Other vibrant components of the weekend include the demonstrations of Native American skills and traditions. The Quanah Parker Society, named for the great Comanche chief Quanah Parker, educates attendees about Native American music, dance, and dress. Just as the society prepares to honor the event’s founder, Alvin G. Davis, in ceremony, I am entranced by a flute’s musings accompanied by the sweet aroma of burning cedar. “Cedar is used by a lot of different tribes. We use it as healing and to comfort,” explains Don Parker, Quanah Parker’s great-grandson. He smiles and says, “This is home for us and always has been.” Scott White explains that Quanah helped his nation adapt to the white man’s world while advocating for the tribe’s education, health, and economy. Events like the National Cowboy Symposium and Celebration help guarantee that the legacy of the Comanches and other tribes won’t be forgotten.

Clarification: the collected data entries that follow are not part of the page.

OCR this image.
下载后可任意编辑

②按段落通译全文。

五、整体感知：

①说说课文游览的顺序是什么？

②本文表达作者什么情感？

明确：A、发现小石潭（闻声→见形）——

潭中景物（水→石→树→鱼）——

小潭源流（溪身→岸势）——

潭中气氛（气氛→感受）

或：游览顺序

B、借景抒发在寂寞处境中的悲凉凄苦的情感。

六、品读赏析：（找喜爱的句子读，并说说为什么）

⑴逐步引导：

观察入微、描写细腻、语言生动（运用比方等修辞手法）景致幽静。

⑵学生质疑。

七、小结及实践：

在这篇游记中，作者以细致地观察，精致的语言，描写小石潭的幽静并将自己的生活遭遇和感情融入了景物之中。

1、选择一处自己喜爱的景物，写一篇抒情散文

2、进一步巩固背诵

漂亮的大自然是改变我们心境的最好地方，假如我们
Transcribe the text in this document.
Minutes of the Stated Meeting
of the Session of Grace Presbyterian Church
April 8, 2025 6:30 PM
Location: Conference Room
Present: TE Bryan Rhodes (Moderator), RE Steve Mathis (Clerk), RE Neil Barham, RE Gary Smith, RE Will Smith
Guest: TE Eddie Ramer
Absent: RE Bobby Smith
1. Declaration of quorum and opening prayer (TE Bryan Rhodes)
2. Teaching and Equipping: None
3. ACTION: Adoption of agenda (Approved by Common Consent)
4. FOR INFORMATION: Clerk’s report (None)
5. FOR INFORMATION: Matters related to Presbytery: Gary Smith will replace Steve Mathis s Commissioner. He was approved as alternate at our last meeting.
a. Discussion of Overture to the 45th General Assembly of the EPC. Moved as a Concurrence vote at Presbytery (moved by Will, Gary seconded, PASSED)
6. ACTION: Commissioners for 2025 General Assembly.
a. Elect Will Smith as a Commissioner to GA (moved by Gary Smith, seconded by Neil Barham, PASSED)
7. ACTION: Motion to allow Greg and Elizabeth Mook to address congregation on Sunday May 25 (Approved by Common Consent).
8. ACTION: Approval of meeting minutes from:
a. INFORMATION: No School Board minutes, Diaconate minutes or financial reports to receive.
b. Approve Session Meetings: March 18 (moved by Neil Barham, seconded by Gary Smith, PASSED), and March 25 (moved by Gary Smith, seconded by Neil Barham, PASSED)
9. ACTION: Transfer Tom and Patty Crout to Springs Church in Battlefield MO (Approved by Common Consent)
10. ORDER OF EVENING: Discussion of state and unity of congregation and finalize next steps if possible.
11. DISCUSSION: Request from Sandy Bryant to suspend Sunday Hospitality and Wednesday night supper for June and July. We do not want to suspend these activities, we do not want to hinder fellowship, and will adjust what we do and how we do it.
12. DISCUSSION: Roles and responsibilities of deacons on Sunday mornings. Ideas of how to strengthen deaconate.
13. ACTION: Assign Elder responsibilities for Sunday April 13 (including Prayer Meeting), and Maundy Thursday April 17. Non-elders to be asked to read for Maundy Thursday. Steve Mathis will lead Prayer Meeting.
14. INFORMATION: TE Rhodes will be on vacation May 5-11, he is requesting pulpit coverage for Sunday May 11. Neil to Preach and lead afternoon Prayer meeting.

Where there are cowboys and their counterparts, you’ll also find horses. On Saturday morning, the annual Parade of the Horses travels through town and proceeds to the Civic Center’s northern side. Here, the enticing aromas of food cooking over open flame can mean only one thing: It’s chuckwagon cook-off time!
On average, between 10 and 15 chuckwagon teams compete for cash, prizes, and bragging rights across categories that include meat, potatoes, beans, and bread, plus awards for best ranch wagon and camp, best trail wagon and camp, and best overall cooking. Competing cooks are hard at work by 5 a.m. Saturday, stoking fires and preparing their secret recipes. “Cooking on a chuckwagon is hard work, and the National Championship Chuck Wagon Cook-Off is a highlight of the event. Cooks toil over a real wood fire to produce some of the best cowboy cuisine in the country,” Hightower says.
As the morning progresses, a crowd huddles around the camp of Granbury’s Homer Robertson, an award-winning chuckwagon cook and firefighter who has appeared on television with chefs Bobby Flay of the Food Network and Carla Hall of ABC’s The Chew. “Folks like to get a good meal and see some living history,” Robertson says as he floats a floured filet of pounded beef in a Dutch oven filled with hot cottonseed oil. A gust of wind suddenly changes his flames’ direction, and he notes, “When you’re a Texan cowboy on a High Plains chuckwagon, the one thing you have to worry about is the wind.” That’s my cue to scoot over to the C4B Chuck Wagon of Amarillo, where I’m tickled by Randy Whipple’s storytelling. He says his angel biscuits will float right off my plate, but when I ask him what his secret is for his pinto beans, he winks. “We only use 239 beans because we don’t want ’em too farty.”
Each and every cowboy has a story to tell.